Unique pont-aqueduc gallo-romain d'Armorique, cet alignement de piles maçonnées descendant vers la rivière Auray témoigne de l'audace hydraulique romaine en Bretagne. Un vestige de 440 mètres à nul autre pareil dans le Grand Ouest.
Au cœur de la presqu'île de Rhuys, entre les eaux calmes de la rivière Auray et les bocages du Morbihan, l'aqueduc gallo-romain de Rosnarho surgit du sous-bois comme un fragment d'éternité. Ses piles de maçonnerie anciennes, disposées en file régulière sur une centaine de mètres, évoquent irrésistiblement les grands aqueducs du Midi de la France — mais ici, le silence breton confère à la découverte une intensité toute particulière. C'est le seul pont-aqueduc de l'époque gallo-romaine connu à ce jour sur l'ensemble du territoire armoricain, ce qui lui confère un statut d'exception absolu dans le panorama archéologique du Grand Ouest. La singularité de ce monument tient autant à ce qui subsiste qu'à ce qui a disparu. Quinze des vingt-cinq arches d'origine s'élèvent encore, dans une hauteur oscillant entre 0,80 et 1,60 mètre — suffisamment pour laisser deviner la majesté de l'ensemble originel, insuffisamment pour masquer les outrages du temps. La rampe marquant l'extrémité ouest de l'ouvrage est également conservée, offrant au visiteur attentif la possibilité de reconstituer mentalement le tracé complet de cet équipement monumental. Visiter Rosnarho, c'est aussi traverser un paysage resté largement authentique depuis l'Antiquité. Le site, discrètement signalé, demande un minimum de curiosité et d'effort — récompensés par une immersion archéologique rare, loin des foules touristiques qui envahissent les mégalithes de Carnac voisins. Les amateurs de photographie trouveront dans la lumière rasante du matin ou du soir un alliage parfait entre pierre romaine et végétation bretonne. L'aqueduc de Rosnarho s'inscrit dans un territoire morbihannais exceptionnellement riche en patrimoine : à quelques kilomètres, Locmariaquer déploie ses alignements mégalithiques et ses dolmens monumentaux, tandis que la rivière Auray, voie de navigation historique, structure depuis des millénaires l'organisation humaine de ce pays d'eaux et de landes. Une visite combinée s'impose naturellement pour qui veut embrasser la longue profondeur historique de la Bretagne.

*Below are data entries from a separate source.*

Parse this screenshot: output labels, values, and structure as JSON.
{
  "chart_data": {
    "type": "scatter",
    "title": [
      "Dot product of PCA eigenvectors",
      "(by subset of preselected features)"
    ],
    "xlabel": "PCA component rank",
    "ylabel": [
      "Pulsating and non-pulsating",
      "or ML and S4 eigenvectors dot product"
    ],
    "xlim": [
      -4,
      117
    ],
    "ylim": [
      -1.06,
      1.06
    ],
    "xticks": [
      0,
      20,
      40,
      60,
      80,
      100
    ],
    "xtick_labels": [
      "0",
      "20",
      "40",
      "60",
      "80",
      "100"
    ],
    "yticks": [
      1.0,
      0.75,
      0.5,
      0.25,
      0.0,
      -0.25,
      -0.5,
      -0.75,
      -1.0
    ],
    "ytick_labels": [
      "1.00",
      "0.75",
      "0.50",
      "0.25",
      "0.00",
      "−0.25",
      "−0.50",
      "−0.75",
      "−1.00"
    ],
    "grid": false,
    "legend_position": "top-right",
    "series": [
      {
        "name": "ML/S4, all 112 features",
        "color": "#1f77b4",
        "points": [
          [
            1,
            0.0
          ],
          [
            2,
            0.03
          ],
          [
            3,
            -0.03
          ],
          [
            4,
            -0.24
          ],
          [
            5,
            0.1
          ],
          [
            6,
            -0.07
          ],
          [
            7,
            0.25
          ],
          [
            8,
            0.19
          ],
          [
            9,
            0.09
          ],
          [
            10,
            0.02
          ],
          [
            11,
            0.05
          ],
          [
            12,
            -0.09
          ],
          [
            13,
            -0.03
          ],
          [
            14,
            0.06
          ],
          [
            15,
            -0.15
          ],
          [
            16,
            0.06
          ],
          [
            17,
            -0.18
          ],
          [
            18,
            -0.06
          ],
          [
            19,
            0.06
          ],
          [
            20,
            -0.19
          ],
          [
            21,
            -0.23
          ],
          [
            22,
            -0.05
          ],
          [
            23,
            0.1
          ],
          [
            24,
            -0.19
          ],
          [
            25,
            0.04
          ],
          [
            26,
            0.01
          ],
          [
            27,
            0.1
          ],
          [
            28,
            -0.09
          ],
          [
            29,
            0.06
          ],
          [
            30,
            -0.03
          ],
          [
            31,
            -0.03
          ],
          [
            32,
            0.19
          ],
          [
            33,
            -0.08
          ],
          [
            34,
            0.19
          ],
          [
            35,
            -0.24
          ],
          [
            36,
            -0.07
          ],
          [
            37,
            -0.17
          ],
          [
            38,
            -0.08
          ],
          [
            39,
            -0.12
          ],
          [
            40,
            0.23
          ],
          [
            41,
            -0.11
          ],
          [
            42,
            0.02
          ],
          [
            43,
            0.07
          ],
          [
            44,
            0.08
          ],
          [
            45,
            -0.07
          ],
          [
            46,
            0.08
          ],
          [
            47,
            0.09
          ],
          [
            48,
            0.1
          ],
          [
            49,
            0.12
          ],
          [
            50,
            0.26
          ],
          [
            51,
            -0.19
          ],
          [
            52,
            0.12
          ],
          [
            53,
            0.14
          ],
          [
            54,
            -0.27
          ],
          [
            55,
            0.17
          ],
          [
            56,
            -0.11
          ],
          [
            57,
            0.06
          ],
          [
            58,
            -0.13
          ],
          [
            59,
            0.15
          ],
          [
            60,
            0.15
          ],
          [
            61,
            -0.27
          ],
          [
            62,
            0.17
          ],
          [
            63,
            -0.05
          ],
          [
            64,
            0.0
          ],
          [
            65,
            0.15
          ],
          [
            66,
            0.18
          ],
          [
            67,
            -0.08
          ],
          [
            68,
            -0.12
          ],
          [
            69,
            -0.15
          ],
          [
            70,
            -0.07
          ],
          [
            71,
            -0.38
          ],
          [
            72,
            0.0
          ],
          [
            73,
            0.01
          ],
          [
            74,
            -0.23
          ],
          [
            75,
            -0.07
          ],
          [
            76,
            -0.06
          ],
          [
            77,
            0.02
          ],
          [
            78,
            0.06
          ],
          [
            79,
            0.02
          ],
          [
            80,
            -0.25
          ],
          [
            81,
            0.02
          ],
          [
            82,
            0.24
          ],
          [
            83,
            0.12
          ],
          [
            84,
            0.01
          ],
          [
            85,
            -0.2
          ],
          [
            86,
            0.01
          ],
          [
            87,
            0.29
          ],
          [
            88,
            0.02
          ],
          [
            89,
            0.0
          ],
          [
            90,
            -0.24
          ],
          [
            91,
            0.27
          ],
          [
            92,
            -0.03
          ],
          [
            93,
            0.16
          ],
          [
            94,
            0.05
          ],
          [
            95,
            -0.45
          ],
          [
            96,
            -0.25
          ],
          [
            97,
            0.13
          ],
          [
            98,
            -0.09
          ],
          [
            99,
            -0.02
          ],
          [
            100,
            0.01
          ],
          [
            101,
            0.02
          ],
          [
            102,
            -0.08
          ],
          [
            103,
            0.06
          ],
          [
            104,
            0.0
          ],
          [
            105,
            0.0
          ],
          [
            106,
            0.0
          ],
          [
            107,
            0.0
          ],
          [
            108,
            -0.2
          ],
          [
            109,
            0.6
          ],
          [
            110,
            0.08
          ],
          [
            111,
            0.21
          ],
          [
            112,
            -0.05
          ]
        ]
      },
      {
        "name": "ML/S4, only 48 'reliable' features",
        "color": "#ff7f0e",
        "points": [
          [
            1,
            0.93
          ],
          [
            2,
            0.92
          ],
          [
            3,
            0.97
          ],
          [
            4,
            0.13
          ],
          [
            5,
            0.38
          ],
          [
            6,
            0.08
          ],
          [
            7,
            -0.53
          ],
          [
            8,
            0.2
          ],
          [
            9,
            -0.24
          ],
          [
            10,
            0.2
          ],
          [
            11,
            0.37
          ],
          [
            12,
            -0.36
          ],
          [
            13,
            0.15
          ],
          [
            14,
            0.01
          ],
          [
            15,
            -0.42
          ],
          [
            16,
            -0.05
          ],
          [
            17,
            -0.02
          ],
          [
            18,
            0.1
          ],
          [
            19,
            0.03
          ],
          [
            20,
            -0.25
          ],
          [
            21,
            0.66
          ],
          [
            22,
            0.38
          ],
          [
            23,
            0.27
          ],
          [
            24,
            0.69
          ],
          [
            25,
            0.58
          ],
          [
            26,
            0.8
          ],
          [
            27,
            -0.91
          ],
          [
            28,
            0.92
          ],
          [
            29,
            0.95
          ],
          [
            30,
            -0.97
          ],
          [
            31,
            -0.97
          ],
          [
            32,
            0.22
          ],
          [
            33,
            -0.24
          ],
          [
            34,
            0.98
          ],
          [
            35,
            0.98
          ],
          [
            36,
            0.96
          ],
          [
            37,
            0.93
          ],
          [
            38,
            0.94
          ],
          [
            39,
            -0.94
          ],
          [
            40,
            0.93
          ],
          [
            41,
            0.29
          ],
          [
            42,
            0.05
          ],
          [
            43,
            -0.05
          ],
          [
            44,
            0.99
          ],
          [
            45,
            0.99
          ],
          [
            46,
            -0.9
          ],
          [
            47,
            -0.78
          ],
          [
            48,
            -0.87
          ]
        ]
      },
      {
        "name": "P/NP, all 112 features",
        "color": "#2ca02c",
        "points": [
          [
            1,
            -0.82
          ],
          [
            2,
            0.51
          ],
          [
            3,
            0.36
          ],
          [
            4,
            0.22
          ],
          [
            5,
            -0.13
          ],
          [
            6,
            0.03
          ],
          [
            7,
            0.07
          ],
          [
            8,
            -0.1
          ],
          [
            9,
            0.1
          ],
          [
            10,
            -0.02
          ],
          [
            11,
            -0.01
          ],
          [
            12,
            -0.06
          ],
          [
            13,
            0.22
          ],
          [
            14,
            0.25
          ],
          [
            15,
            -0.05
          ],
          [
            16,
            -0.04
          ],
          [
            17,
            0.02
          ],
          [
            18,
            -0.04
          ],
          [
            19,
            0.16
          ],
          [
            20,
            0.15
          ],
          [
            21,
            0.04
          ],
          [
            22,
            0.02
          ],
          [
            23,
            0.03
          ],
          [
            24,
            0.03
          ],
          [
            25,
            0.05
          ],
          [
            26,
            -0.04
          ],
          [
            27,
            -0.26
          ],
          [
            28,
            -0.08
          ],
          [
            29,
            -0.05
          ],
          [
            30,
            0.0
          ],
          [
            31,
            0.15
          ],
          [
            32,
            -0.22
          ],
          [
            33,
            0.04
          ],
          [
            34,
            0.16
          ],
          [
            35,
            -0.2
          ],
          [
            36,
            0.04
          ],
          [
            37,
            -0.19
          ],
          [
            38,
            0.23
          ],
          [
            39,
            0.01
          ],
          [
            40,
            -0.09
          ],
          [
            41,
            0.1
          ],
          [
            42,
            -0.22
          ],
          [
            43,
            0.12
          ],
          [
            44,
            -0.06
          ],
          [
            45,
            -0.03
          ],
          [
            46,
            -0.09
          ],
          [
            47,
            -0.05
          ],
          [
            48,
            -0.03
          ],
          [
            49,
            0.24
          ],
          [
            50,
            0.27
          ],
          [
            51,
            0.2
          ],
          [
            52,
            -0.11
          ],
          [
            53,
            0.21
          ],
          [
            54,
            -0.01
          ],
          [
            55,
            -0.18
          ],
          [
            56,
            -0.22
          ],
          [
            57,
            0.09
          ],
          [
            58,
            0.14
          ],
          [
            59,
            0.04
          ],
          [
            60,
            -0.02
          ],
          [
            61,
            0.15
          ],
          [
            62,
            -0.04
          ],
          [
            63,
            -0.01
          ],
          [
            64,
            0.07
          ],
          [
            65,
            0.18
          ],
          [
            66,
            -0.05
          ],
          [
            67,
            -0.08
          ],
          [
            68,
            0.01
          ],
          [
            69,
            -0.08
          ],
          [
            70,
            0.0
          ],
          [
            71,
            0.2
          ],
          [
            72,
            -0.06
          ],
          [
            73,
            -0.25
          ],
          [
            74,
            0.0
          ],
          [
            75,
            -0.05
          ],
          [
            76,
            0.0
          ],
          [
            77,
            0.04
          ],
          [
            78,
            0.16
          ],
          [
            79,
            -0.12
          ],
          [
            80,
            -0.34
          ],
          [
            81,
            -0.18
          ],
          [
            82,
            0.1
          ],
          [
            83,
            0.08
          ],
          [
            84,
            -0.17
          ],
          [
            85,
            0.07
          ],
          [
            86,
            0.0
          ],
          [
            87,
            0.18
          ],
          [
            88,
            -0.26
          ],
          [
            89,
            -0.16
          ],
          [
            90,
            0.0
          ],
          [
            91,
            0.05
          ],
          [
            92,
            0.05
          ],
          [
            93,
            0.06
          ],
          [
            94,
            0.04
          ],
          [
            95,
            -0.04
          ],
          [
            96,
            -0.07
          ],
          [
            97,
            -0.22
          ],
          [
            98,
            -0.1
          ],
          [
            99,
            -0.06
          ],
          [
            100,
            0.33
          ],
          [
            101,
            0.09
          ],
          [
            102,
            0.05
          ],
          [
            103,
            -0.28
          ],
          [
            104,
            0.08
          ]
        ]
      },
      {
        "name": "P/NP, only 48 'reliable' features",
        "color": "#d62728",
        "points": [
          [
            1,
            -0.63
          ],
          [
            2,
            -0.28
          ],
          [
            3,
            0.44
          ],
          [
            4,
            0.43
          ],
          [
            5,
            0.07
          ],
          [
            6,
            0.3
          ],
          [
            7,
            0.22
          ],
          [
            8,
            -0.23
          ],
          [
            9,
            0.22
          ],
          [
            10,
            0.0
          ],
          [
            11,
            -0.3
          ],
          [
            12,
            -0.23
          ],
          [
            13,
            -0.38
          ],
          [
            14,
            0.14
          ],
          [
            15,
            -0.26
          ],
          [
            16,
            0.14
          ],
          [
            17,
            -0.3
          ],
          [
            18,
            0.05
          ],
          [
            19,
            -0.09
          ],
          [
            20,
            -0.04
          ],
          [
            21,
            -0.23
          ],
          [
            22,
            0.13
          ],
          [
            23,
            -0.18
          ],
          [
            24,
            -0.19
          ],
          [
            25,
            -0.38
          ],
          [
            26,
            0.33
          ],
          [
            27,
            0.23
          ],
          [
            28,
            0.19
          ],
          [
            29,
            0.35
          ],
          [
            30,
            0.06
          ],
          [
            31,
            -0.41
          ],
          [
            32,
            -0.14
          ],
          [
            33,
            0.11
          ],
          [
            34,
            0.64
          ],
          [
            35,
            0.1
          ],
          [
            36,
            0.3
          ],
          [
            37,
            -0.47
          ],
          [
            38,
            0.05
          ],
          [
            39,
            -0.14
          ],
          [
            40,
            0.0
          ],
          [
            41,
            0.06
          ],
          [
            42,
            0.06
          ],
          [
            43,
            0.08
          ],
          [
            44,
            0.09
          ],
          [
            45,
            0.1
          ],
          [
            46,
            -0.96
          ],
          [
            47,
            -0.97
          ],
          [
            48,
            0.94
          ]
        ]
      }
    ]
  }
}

L'aqueduc de Rosnarho illustre les techniques de génie civil romain appliquées aux contraintes d'un territoire atlantique. L'ouvrage se compose d'un alignement de piles maçonnées construites en petit appareil de moellons liés au mortier de tuileau — mortier hydraulique à base de briques et tuiles pilées, caractéristique des constructions romaines exposées à l'humidité. Cette technique, parfaitement adaptée aux conditions bretonnes, explique en partie la survie partielle des structures sur près de deux millénaires. Les vingt-cinq arches d'origine étaient espacées de 2,50 mètres, rythme régulier qui témoigne d'une conception modulaire rigoureuse. La hauteur actuelle des quinze arches conservées varie de 0,80 à 1,60 mètre, variation qui reflète à la fois les aléas de la conservation et l'adaptation de l'ouvrage à la topographie naturelle descendant vers la rivière Auray. La section fluviale, aujourd'hui entièrement disparue, mobilisait onze arches sur douze piles implantées dans le lit même de la rivière — exploit technique qui supposait des fondations soignées dans un substrat alluvial instable. L'aqueduc transportait l'eau par une conduite maçonnée circulant au sommet des piles et des arches, protégée par un enduit imperméable. La rampe conservée à l'extrémité ouest de l'ouvrage témoigne du soin apporté à la gestion de la pente hydraulique, condition sine qua non du bon fonctionnement gravitaire du système. Bien que modeste par ses dimensions comparées aux grands aqueducs méditerranéens, Rosnarho représente une prouesse technique indéniable pour une province septentrionale de l'Empire.